The only way to succeed in life is by learning that no one will give you anything for free, the former Assembly of First Nations chief Phil Fontaine said to a roomful of high school students.
"You have to go out and work very, very hard to achieve the kind of success you wish to have," he said Thursday morning at St. Patrick High School to students from St. Pats, St. Ignatius High School and Pope John Paul II Senior Elementary School.
Fontaine, a special advisor for the Royal Bank of Canada, spoke to the students about the educational opportunities available for Aboriginal youth to kick off RBC and Lakehead University’s joint Aboriginal outreach program.
The program is a one-year, four-stage pilot project that will offer events and activities to Aboriginal youth living in and around Thunder Bay to show them the possible paths they can take to a successful career.
Fontaine said the message he delivered to the students was that despite the demands, expectations and pressures youth face, the most effective way of securing a good future is to be successful in school.
"We live in a very rapidly changing world and the expectations and needs in fact are different – pretty complex – and we need educated people, well-trained people," he said. "It’s very important that every student that was present in this room makes a real effort to achieve success in high school."

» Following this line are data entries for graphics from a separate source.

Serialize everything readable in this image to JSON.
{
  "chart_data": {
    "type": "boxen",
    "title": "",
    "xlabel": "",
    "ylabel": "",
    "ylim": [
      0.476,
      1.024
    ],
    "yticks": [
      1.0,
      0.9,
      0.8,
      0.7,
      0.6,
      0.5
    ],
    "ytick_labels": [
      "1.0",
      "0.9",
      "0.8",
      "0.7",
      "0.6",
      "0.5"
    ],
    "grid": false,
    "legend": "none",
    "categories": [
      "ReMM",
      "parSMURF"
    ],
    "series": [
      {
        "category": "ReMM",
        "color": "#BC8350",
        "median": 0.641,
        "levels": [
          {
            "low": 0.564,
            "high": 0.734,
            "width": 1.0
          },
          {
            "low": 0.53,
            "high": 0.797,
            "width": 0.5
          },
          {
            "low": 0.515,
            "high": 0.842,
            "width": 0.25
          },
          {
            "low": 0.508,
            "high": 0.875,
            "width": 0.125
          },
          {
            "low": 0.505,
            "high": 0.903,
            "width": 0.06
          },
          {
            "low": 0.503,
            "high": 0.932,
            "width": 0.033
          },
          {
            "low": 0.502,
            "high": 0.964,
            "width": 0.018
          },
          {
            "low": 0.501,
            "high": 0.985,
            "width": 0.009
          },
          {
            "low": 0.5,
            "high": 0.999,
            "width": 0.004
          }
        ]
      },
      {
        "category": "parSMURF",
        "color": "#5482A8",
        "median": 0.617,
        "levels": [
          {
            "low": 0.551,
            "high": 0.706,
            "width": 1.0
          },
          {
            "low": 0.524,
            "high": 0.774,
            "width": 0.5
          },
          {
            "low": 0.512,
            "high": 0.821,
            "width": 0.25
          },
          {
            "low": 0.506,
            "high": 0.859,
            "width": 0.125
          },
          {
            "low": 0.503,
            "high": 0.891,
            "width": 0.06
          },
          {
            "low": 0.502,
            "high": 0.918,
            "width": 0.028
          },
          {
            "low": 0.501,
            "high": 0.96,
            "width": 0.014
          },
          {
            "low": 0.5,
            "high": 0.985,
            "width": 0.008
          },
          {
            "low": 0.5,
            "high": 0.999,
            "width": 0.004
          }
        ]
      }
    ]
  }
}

That success will offer them choices and enable them to make decisions regarding the kind of future they want for themselves.
Having attended two residential schools growing up, Fontaine acknowledged that today’s world is much different than the one he grew up in and there are higher standards placed on today’s Aboriginal youth.
His community regained control over their education in 1973 and maintaining that control is important to Fontaine.
"The kind of success I know we need to achieve is very much dependent on the kind of control we are able to exercise over education in our communities and in urban centres like (Thunder Bay)," he said.